The 93-year-old newspaper, which says it has never missed an issue, could close by the end of the week, the Baltimore Sun reported.
Alter on Friday told U.S. Bankruptcy Court Judge Nancy Alquist that WJW Group LLC, the publisher of the Washington Jewish Week, would make a formal offer for Alter’s assets by Monday and close the deal by Wednesday, allowing the Jewish Times to publish on time, the Baltimore Sun reported.
In an editorial Friday, the Baltimore Jewish Times wrote that it would go on.
“The Baltimore Jewish Times will be in subscribers’ mailboxes and on newsstands throughout the community on Friday, March 23, 2012, just as it has been every Friday for the past 93 years, despite a judge’s decision to appoint a trustee to handle the sale and distribution of the assets of its parent company, Alter Communications,” the editorial said.
“Alter has sufficient funds and receivables on the books to pay essential expenses and continue publishing while the trustee quickly arranges a sale to one of several potential buyers standing ready to acquire the company.”
Alter declared bankruptcy in April 2010 after the newspaper’s longtime printer, H.G. Roebuck & Son Inc., filed a $1.2 million lawsuit. Roebuck, concerned about Alter’s shaky financial position, had asked the judge to appoint the trustee. Alter has lost more than $430,000 in the past two months, the Sun reported.
Since 1996, Alter has sold off Jewish newspapers in Detroit, Atlanta, and Palm Beach and Boca Raton, Fla., as well as Vancouver, British Columbia. The Baltimore Jewish Times has a circulation of more than 50,000, as well as sister publications Style and Chesapeake Life.

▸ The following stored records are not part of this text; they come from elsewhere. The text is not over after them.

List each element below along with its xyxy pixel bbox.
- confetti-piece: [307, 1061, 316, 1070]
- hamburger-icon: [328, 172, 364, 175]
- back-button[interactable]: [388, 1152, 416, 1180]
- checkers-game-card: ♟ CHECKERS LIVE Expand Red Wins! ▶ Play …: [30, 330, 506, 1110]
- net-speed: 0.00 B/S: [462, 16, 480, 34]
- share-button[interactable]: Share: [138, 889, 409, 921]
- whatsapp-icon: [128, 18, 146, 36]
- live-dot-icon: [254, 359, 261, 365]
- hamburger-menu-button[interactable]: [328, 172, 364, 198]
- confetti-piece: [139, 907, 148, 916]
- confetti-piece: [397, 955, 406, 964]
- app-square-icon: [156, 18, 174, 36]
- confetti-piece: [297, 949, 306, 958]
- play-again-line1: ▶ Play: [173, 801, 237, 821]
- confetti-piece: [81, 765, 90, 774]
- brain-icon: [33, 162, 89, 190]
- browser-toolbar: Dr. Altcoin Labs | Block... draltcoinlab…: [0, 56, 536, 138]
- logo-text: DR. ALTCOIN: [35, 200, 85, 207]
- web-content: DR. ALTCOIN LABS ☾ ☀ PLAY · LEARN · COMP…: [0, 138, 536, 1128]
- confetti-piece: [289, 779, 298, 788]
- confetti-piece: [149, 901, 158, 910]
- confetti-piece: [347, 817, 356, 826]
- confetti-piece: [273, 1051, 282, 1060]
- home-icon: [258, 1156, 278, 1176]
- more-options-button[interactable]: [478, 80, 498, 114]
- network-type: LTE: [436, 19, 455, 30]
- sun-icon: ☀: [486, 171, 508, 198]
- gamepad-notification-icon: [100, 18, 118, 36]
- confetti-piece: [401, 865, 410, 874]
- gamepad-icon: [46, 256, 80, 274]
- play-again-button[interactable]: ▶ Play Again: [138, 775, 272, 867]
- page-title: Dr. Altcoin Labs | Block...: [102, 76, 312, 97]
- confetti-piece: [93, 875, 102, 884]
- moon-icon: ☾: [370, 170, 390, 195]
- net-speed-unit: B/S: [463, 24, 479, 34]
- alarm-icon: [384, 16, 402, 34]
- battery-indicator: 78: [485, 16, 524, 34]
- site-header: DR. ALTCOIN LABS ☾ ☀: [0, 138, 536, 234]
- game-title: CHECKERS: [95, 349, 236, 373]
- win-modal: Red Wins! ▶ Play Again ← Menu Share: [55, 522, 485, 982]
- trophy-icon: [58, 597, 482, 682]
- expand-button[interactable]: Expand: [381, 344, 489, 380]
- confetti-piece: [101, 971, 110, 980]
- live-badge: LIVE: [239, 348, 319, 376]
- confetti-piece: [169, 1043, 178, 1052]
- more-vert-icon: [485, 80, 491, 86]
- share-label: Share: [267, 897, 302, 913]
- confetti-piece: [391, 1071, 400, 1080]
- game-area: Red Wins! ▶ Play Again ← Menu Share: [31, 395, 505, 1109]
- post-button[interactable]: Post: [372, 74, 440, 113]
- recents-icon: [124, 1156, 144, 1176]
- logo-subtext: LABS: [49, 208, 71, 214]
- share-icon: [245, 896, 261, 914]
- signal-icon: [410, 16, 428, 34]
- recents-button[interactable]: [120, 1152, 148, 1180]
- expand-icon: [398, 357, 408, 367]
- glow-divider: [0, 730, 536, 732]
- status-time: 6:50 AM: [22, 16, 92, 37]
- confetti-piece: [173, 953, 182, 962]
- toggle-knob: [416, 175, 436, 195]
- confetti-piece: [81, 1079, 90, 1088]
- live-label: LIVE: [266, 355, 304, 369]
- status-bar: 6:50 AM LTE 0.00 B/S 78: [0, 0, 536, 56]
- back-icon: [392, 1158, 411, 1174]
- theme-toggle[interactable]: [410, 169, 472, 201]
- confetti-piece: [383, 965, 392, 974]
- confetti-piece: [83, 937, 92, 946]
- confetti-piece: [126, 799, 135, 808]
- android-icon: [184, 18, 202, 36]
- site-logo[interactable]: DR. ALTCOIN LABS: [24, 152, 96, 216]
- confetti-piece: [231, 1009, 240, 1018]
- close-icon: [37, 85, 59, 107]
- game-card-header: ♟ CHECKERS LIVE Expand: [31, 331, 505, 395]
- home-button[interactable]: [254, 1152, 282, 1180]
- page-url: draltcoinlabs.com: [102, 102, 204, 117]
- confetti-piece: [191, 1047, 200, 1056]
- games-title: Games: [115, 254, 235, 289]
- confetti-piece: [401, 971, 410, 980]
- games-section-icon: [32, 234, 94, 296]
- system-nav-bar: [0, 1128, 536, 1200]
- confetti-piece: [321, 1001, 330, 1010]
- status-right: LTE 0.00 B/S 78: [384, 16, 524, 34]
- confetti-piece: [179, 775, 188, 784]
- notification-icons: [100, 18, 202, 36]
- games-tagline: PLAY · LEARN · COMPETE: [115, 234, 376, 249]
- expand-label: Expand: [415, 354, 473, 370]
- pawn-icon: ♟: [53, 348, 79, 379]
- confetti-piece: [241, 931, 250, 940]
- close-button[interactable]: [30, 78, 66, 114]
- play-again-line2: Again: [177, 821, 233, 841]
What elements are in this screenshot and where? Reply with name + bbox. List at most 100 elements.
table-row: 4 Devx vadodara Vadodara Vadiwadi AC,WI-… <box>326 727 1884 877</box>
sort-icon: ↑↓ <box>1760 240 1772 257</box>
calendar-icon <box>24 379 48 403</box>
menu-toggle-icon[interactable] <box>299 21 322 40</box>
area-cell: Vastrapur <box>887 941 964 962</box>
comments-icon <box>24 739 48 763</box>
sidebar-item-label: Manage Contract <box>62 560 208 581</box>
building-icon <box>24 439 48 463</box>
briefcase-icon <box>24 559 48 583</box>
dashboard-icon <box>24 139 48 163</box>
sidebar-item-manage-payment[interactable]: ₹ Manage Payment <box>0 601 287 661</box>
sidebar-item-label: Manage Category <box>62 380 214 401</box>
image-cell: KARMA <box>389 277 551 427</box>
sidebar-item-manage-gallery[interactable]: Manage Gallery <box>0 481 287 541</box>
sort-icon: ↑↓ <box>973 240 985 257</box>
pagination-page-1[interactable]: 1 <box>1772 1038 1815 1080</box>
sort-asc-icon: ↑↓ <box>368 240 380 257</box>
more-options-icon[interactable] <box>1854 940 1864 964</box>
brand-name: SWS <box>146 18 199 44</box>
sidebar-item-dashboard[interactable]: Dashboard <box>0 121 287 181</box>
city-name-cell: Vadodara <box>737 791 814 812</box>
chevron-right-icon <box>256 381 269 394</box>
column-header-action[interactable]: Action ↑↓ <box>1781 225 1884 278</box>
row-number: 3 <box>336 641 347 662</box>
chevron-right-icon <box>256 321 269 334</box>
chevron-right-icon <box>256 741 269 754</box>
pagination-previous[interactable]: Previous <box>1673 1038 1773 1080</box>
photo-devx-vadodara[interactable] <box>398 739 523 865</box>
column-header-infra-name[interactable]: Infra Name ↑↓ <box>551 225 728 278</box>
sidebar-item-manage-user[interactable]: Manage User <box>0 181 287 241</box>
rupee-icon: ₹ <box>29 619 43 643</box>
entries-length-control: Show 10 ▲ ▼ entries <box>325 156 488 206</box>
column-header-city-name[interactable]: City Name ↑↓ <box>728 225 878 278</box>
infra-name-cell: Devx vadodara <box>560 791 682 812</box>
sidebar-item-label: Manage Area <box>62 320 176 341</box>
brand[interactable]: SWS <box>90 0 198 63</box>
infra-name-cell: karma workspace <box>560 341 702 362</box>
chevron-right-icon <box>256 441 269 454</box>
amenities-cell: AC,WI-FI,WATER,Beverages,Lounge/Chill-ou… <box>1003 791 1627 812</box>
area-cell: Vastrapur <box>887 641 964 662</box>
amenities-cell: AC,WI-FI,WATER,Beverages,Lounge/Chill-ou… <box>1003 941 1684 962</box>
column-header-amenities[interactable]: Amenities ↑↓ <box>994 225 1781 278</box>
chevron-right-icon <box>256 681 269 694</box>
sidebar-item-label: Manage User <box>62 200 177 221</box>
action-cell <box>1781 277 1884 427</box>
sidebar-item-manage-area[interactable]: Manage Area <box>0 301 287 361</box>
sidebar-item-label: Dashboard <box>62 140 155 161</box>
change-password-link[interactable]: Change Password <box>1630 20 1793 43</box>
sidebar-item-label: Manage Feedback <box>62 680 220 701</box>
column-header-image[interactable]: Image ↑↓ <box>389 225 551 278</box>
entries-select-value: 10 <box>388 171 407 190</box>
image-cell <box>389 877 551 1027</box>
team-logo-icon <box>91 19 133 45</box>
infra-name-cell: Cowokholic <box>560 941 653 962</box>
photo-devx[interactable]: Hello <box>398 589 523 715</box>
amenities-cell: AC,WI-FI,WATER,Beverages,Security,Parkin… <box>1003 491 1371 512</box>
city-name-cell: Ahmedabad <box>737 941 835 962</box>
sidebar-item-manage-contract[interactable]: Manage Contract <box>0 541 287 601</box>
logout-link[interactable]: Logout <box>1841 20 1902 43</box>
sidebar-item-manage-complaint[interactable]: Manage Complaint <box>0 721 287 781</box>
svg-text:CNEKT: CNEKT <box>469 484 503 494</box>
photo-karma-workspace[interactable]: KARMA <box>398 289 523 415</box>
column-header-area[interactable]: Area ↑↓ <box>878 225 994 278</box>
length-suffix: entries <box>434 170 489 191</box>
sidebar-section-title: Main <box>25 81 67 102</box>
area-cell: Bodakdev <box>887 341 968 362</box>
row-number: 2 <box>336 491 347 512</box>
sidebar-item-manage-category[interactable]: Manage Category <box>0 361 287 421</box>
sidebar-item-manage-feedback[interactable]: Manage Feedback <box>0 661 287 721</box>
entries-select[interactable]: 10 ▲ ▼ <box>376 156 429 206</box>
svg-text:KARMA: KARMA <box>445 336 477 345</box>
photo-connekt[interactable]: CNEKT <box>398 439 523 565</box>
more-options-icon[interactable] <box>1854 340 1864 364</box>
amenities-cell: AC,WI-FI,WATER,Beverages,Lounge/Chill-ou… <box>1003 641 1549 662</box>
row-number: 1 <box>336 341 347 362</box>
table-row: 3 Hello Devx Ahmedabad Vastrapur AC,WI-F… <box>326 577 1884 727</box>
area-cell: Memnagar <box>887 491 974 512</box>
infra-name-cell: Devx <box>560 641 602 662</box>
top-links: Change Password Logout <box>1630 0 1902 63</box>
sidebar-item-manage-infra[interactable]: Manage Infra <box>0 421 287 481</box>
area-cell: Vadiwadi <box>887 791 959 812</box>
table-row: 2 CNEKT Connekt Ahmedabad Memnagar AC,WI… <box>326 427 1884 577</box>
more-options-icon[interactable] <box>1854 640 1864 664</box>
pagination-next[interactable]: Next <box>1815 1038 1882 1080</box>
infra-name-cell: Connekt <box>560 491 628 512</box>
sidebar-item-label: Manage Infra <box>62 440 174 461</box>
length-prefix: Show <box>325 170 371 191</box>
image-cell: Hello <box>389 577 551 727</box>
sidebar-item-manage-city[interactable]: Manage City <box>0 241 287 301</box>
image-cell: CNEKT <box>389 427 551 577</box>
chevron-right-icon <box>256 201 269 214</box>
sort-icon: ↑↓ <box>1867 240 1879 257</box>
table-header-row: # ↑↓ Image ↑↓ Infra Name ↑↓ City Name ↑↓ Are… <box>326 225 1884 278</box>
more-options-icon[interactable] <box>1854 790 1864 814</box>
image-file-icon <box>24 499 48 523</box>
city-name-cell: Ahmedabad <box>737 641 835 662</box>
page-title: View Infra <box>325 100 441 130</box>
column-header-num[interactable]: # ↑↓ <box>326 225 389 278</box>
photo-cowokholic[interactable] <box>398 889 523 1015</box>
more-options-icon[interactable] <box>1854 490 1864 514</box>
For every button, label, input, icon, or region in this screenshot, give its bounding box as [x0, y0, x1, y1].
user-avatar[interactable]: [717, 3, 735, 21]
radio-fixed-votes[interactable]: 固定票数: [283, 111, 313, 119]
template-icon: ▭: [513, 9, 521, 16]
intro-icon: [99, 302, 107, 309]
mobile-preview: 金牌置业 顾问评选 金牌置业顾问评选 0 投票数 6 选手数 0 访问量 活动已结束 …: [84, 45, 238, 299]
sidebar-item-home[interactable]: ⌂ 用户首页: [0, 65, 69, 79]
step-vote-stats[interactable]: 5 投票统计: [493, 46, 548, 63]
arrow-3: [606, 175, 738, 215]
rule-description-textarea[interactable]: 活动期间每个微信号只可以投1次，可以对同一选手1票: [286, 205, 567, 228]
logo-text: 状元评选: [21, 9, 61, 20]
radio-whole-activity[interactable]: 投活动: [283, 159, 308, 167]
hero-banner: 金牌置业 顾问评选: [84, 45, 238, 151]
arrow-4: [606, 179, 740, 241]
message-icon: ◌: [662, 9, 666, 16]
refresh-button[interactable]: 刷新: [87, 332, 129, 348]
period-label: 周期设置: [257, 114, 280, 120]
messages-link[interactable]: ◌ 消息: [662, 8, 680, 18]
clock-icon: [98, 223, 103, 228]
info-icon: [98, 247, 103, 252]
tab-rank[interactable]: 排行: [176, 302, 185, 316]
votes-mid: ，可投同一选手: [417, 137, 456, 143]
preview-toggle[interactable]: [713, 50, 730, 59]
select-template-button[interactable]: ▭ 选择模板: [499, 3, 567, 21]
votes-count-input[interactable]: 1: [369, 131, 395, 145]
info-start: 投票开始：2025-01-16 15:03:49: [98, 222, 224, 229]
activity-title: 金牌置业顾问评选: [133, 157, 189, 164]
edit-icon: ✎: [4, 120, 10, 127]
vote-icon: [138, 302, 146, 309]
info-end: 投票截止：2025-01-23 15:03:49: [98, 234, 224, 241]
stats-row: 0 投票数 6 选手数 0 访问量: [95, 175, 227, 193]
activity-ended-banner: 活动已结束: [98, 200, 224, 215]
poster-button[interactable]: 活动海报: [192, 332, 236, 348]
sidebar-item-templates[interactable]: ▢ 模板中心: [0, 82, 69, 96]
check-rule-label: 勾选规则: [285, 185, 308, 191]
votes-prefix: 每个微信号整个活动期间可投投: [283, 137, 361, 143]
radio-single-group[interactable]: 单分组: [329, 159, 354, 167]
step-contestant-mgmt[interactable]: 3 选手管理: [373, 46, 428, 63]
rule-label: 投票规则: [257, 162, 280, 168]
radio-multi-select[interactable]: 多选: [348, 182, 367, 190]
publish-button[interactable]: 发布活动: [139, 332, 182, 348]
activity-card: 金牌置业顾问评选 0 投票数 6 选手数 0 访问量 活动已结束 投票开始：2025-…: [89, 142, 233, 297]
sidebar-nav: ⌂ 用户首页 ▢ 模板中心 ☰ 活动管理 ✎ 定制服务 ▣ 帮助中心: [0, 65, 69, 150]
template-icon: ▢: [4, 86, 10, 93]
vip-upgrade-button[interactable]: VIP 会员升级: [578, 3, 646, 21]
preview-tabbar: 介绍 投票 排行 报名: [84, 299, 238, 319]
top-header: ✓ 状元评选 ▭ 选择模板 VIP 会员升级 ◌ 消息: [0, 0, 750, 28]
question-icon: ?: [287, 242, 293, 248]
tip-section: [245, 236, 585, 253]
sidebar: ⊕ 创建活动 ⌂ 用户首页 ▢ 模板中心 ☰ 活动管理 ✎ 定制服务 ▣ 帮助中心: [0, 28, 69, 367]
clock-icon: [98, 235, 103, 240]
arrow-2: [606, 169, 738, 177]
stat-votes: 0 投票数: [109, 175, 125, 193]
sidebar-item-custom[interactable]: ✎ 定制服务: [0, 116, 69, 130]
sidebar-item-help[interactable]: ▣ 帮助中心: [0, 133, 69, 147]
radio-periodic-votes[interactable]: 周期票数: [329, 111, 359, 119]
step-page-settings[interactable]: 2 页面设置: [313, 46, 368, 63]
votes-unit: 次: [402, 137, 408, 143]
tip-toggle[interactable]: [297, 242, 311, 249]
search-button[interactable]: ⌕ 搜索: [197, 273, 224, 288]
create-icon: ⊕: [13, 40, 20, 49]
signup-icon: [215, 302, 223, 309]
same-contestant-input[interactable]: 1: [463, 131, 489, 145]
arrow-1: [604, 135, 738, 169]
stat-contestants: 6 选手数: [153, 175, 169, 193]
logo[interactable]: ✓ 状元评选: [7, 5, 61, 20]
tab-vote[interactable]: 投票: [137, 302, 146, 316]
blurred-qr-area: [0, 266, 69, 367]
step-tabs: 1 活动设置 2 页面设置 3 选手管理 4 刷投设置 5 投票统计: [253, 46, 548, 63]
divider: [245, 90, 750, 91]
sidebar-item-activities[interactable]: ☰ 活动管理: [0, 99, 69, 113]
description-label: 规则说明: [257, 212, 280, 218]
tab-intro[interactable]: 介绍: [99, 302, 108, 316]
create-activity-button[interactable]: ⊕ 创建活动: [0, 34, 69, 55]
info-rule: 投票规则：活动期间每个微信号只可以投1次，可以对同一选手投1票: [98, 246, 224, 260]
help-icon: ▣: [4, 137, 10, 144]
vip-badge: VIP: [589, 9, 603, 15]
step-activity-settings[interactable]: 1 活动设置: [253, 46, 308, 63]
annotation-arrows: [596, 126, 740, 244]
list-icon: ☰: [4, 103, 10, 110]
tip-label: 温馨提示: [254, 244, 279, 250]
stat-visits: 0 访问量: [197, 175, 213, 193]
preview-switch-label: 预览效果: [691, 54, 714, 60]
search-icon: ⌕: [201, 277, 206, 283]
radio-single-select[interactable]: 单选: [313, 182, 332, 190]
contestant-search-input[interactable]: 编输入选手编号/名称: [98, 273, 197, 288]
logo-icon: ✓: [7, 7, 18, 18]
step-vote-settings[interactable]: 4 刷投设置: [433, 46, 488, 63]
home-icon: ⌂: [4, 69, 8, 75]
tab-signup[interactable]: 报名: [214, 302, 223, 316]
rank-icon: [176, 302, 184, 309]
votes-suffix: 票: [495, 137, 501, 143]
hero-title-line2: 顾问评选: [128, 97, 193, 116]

“Although it is extremely difficult and sad for my family to give up the Jewish Times, we know that the JT, as well as the company and its employees, will be in good hands with any of the prospective buyers,” said publisher Andrew Buerger, whose family has owned the newspaper since its establishment. “It has taken the input, support and shared purpose of generations of Baltimore Jews to build this company and make the Jewish Times what it is, so its heritage ultimately does not belong to any one family; it belongs to the community.”